Look at this example of cats to see how they may or may not follow those guidelines. Important note: Some data formats allow for more than one dimension of data (like the JSON
structure below). How might that complicate the concept of Tidy Data?
{
"Cats": [
{
"Calico": [
{
"firstName": "Smally",
"lastName":"McTiny"
},
{
"firstName": "Kitty",
"lastName": "Kitty"
}
],
"Tortoiseshell": [
{
"firstName": "Foots",
"lastName":"Smith"
},
{
"firstName": "Tiger",
"lastName":"Jaws"
}
]
}
]
}
How would you convert this nested data set into a tidy data structure?
While tiny data is a really popular method of structuring and organizing data, it is not the only way to do so.
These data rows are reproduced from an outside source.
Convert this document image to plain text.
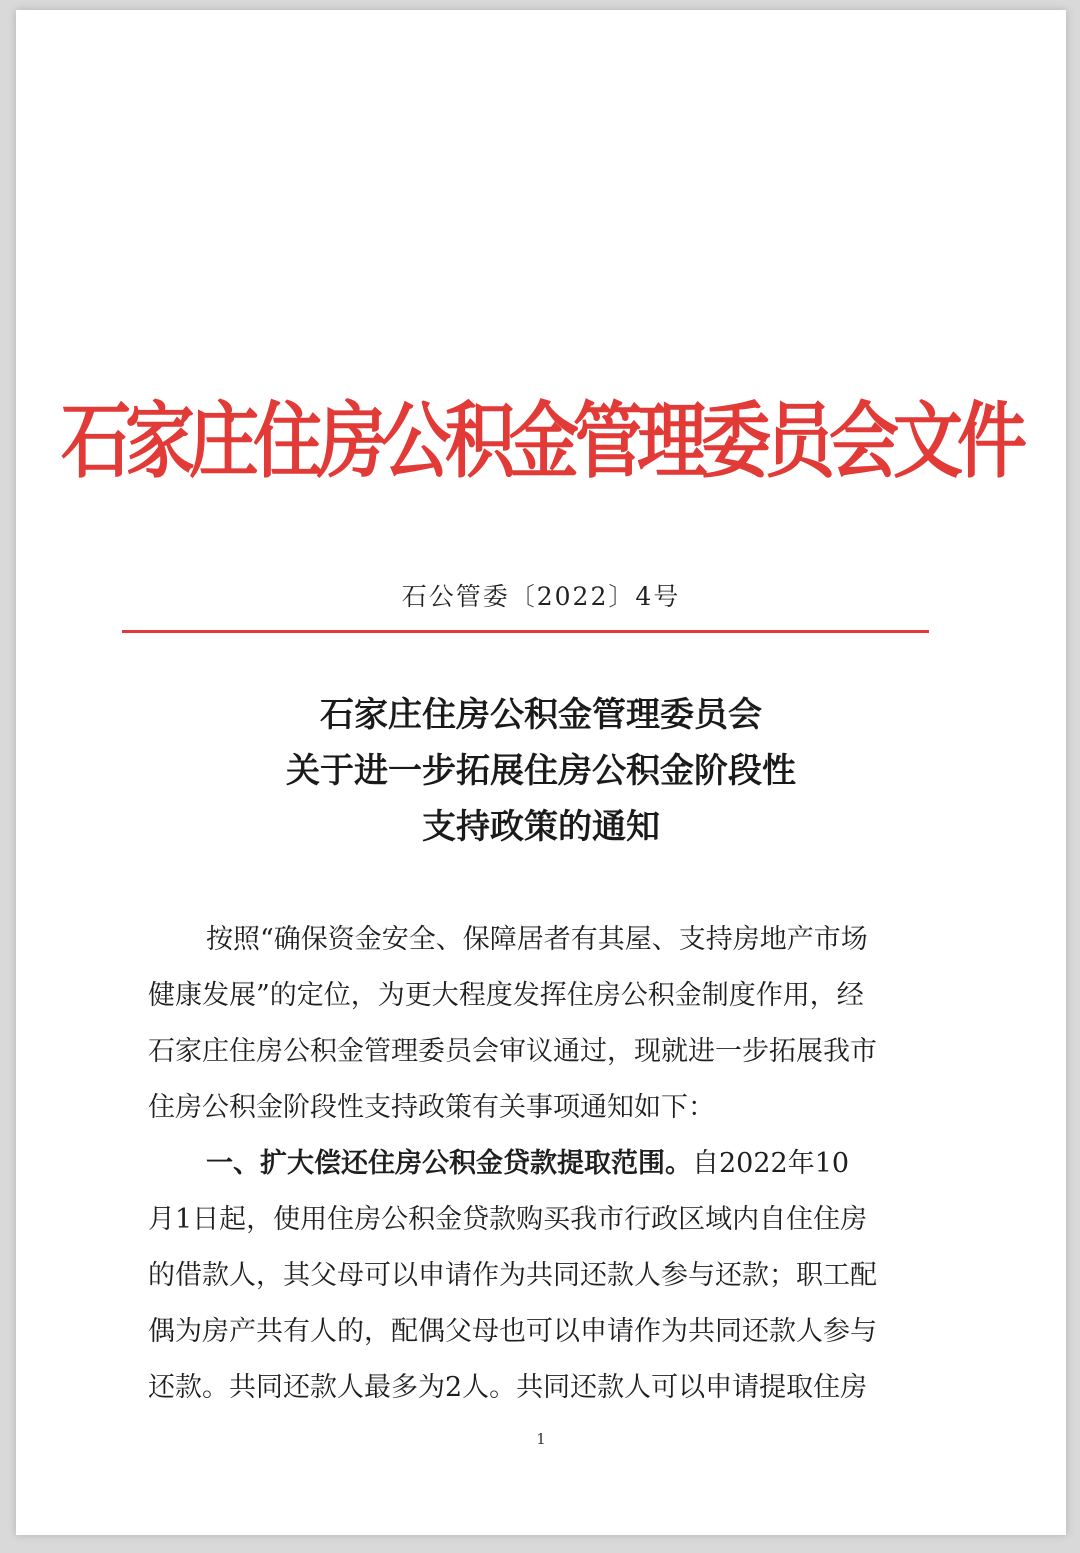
石家庄住房公积金管理委员会文件
石公管委〔2022〕4号
石家庄住房公积金管理委员会
关于进一步拓展住房公积金阶段性
支持政策的通知
按照“确保资金安全、保障居者有其屋、支持房地产市场
健康发展”的定位，为更大程度发挥住房公积金制度作用，经
石家庄住房公积金管理委员会审议通过，现就进一步拓展我市
住房公积金阶段性支持政策有关事项通知如下：
一、扩大偿还住房公积金贷款提取范围。自2022年10
月1日起，使用住房公积金贷款购买我市行政区域内自住住房
的借款人，其父母可以申请作为共同还款人参与还款；职工配
偶为房产共有人的，配偶父母也可以申请作为共同还款人参与
还款。共同还款人最多为2人。共同还款人可以申请提取住房
1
Depending on the type of data you have, it is also not always the best way to structure data.
But not all rectangular data is tidy. Here is an example of how tabular (or rectangular) data can be transformed into more tidy data.
What new variables were created?
What does each of the three tables represent?
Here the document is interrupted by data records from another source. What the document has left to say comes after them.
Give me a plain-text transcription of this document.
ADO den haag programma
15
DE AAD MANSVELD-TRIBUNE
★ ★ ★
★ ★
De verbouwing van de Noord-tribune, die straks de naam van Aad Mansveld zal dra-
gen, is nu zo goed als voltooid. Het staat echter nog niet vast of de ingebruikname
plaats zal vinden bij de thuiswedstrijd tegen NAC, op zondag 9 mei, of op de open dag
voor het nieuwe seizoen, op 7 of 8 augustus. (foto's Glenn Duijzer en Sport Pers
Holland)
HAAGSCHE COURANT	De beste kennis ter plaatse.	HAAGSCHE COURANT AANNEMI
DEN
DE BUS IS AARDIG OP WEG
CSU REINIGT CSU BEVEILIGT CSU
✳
Before beginning your data collection, manipulation, and transformation, a good practice is to determine your file naming conventions. How many times have named something as XXX_FinalFINALFINAL.pdf
or have difficulty searching for a version of the file that contained all that good idea that was edited out in the XXX_FinalFINALFINALFINAL.pdf
version? While tools like version controlling with git can be helpful, we can also begin with setting up file naming conventions that can help us succeed! Here's an example from Stanford that demonstrates the problems of badly name files in our projects.
For example, The Graduate Center's Data Management guide suggest that top level folders (such as your main project folder) should include your project title, a unique identifier and the date (year) of your project (e.g. dataliteracies_XYZ_2020
). Your sub folders and individual files should follow a similar system, with an identifiable activity or project in the file name (e.g. a sub-folder of the project: sections_xyz_2020
, a file in the project: lessons_XYZ_2020.doc
).
For a thorough understanding of the impact of data management on our research and the ethical quandries that may arise from poor data management, please head over to Stephen Zweibel's interactive website Data Management.
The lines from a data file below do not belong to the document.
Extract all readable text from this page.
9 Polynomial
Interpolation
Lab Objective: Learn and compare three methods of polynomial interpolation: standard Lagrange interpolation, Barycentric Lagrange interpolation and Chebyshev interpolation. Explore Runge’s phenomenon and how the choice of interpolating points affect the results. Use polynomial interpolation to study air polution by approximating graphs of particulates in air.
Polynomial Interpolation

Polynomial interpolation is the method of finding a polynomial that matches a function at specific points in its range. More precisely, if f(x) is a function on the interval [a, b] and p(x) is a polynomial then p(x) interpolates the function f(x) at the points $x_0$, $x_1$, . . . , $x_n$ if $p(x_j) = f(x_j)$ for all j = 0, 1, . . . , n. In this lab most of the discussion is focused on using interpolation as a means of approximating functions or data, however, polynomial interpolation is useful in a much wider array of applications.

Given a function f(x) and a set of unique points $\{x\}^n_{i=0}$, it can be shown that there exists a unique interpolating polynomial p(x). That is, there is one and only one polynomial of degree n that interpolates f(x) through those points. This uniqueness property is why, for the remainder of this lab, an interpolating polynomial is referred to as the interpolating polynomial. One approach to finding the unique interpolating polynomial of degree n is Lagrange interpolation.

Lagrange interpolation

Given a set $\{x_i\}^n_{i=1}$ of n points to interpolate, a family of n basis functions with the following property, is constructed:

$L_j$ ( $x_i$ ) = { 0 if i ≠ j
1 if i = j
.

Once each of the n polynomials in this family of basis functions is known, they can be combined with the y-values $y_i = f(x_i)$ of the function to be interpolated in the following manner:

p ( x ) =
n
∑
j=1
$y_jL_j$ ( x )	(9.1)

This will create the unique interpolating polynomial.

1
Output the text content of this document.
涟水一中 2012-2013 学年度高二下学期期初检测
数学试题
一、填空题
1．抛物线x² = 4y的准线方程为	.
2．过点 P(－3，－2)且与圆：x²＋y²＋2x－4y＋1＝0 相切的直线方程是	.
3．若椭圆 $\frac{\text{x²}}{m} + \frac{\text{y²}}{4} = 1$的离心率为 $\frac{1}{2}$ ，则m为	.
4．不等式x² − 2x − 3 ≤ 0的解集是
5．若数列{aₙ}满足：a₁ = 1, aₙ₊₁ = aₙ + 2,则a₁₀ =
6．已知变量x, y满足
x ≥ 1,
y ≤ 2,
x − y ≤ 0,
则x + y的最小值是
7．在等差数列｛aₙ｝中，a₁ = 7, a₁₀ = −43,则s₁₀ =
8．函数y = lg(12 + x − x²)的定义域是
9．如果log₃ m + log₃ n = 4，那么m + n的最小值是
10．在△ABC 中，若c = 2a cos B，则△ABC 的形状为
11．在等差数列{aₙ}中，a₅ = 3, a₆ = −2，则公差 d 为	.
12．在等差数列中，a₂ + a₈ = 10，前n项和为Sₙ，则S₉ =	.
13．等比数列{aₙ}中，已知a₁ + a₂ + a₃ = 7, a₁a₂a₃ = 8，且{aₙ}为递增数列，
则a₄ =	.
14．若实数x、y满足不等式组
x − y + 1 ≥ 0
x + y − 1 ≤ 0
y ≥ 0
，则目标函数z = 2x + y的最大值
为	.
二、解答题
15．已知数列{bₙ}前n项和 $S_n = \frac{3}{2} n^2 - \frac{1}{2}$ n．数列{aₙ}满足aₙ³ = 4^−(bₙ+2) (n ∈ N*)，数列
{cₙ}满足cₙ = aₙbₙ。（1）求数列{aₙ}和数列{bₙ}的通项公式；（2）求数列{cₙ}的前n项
"At another level, we can ask how our methods of organizing data, analytical interpretations, or findings as shared datasets are being used—or might be used—to build definitional categories or to profile particular groups in ways that could impact livelihoods or lives. Are we contributing positive or negative categorizations?" (Annette Markham, 2016,emphasis added)
For ethical considerations of the impact of our knowledge production,it can be helpful to think through the concepts of Gramsci's hegemony, Foucault's discourse, and Hall's "policing the crisis". An example of the politics of power production can be found in Julia Angwen's and Jeff Larson's, "Bias in Criminal Risk Scores Is Mathematically Inevitable, Researchers Say," 2016 article.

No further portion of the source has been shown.